Helfen Pilze bald bei der Krebstherapie?
Was gruselig klingt, ist allerdings nur für Insekten gefährlich. Menschen müssen sich keine Sorgen machen - im Gegenteil. Für sie könnten manche dieser Zombiepilze sogar nützlich sein und das Wachstum von Krebszellen verlangsamen, wie Forscher laut einer im vergangenen November veröffentlichten Studie herausgefunden haben.
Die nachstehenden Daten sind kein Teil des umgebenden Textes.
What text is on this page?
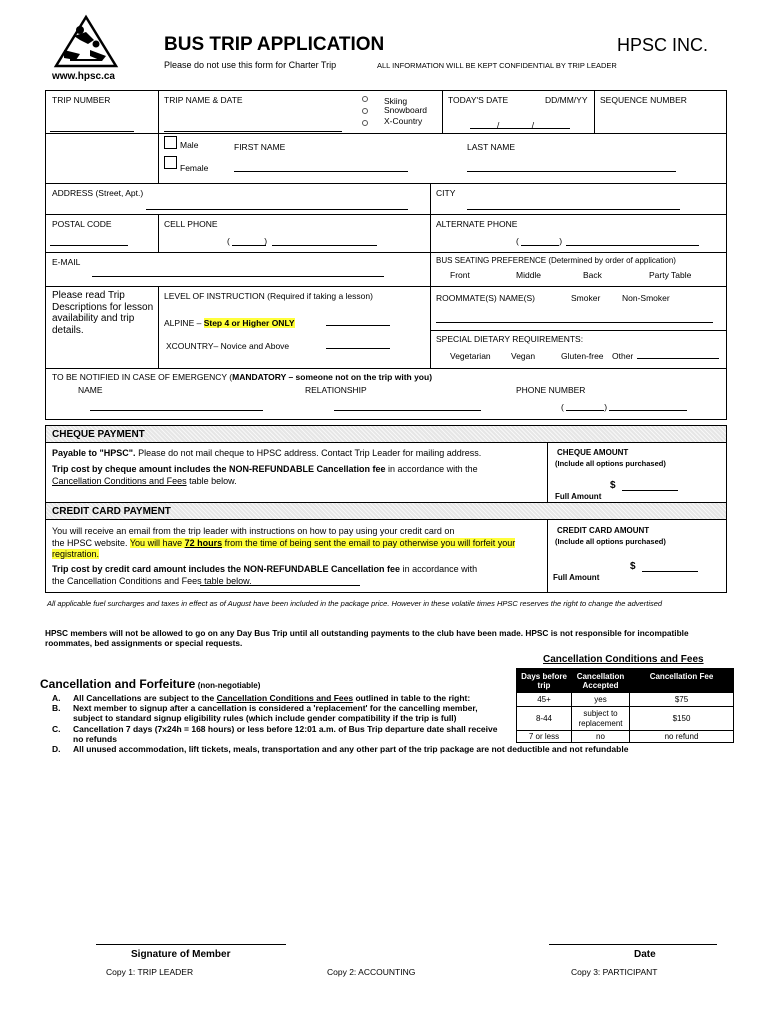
www.hpsc.ca
BUS TRIP APPLICATION	HPSC INC.
Please do not use this form for Charter Trip	ALL INFORMATION WILL BE KEPT CONFIDENTIAL BY TRIP LEADER
TRIP NUMBER	TRIP NAME & DATE	Skiing
Snowboard
X-Country
TODAY'S DATE	DD/MM/YY
/ /
SEQUENCE NUMBER
Male
Female
FIRST NAME	LAST NAME
ADDRESS (Street, Apt.)	CITY
POSTAL CODE	CELL PHONE
( )
ALTERNATE PHONE
( )
E-MAIL	BUS SEATING PREFERENCE (Determined by order of application)
Front	Middle	Back	Party Table
Please read Trip Descriptions for lesson availability and trip details.
LEVEL OF INSTRUCTION (Required if taking a lesson)
ALPINE – Step 4 or Higher ONLY
XCOUNTRY– Novice and Above
ROOMMATE(S) NAME(S)	Smoker	Non-Smoker
SPECIAL DIETARY REQUIREMENTS:
Vegetarian Vegan	Gluten-free Other
TO BE NOTIFIED IN CASE OF EMERGENCY (MANDATORY – someone not on the trip with you)
NAME	RELATIONSHIP	PHONE NUMBER
( )
CHEQUE PAYMENT
Payable to "HPSC". Please do not mail cheque to HPSC address. Contact Trip Leader for mailing address.
Trip cost by cheque amount includes the NON-REFUNDABLE Cancellation fee in accordance with the
Cancellation Conditions and Fees table below.
CHEQUE AMOUNT
(Include all options purchased)
$
Full Amount
CREDIT CARD PAYMENT
You will receive an email from the trip leader with instructions on how to pay using your credit card on
the HPSC website. You will have 72 hours from the time of being sent the email to pay otherwise you will forfeit your
registration.
Trip cost by credit card amount includes the NON-REFUNDABLE Cancellation fee in accordance with
the Cancellation Conditions and Fees table below.
CREDIT CARD AMOUNT
(Include all options purchased)
$
Full Amount
All applicable fuel surcharges and taxes in effect as of August have been included in the package price. However in these volatile times HPSC reserves the right to change the advertised
HPSC members will not be allowed to go on any Day Bus Trip until all outstanding payments to the club have been made. HPSC is not responsible for incompatible
roommates, bed assignments or special requests.
Cancellation Conditions and Fees
Days before trip	Cancellation Accepted	Cancellation Fee
45+	yes	$75
8-44	subject to replacement	$150
7 or less	no	no refund
Cancellation and Forfeiture (non-negotiable)
A. All Cancellations are subject to the Cancellation Conditions and Fees outlined in table to the right:
B. Next member to signup after a cancellation is considered a 'replacement' for the cancelling member,
subject to standard signup eligibility rules (which include gender compatibility if the trip is full)
C. Cancellation 7 days (7x24h = 168 hours) or less before 12:01 a.m. of Bus Trip departure date shall receive
no refunds
D. All unused accommodation, lift tickets, meals, transportation and any other part of the trip package are not deductible and not refundable
Signature of Member	Date
Copy 1: TRIP LEADER	Copy 2: ACCOUNTING	Copy 3: PARTICIPANT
Cordyceps militaris befällt vor allem Schmetterlingsraupen und tötet sie noch vor dem Ende ihrer Puppenzeit ab. Aus den toten Schmetterlingspuppen wachsen dann die leuchtend orangefarbenen, länglichen Fruchtkörper des Pilzes. Die Pilzart gilt in Asien schon länger als Naturheilmittel. Daraus gewonnene Extrakte sollen gegen Husten, Erkältungen und Lungenerkrankungen helfen, aber auch die Nieren stärken und als Aphrodisiakum wirken.
Darüber hinaus könnte Cordyceps aber auch bei der Behandlung von Krebserkrankungen eingesetzt werden, schreiben Wissenschaftler der University of Nottingham im Fachmagazin "FEBS Journal". Denn der Pilz produziert einen Stoff namens Cordycepin, mit dem er Raupen infiziert. Cordycepin interagiert mit den Genen des Insekts, um die Signale für das Zellwachstum zu unterbrechen. Den gleichen Effekt kann der Stoff den Forschern zufolge auch auf Krebszellen haben. Nehmen diese Cordycepin auf, werden entscheidene Signalwege für das Krebswachstum gehemmt. Tumore wachsen nicht oder deutlich langsamer weiter. Doch bis ein entsprechendes Krebsmedikament entwickelt werden kann, braucht es laut den Forschern noch mehr Studien.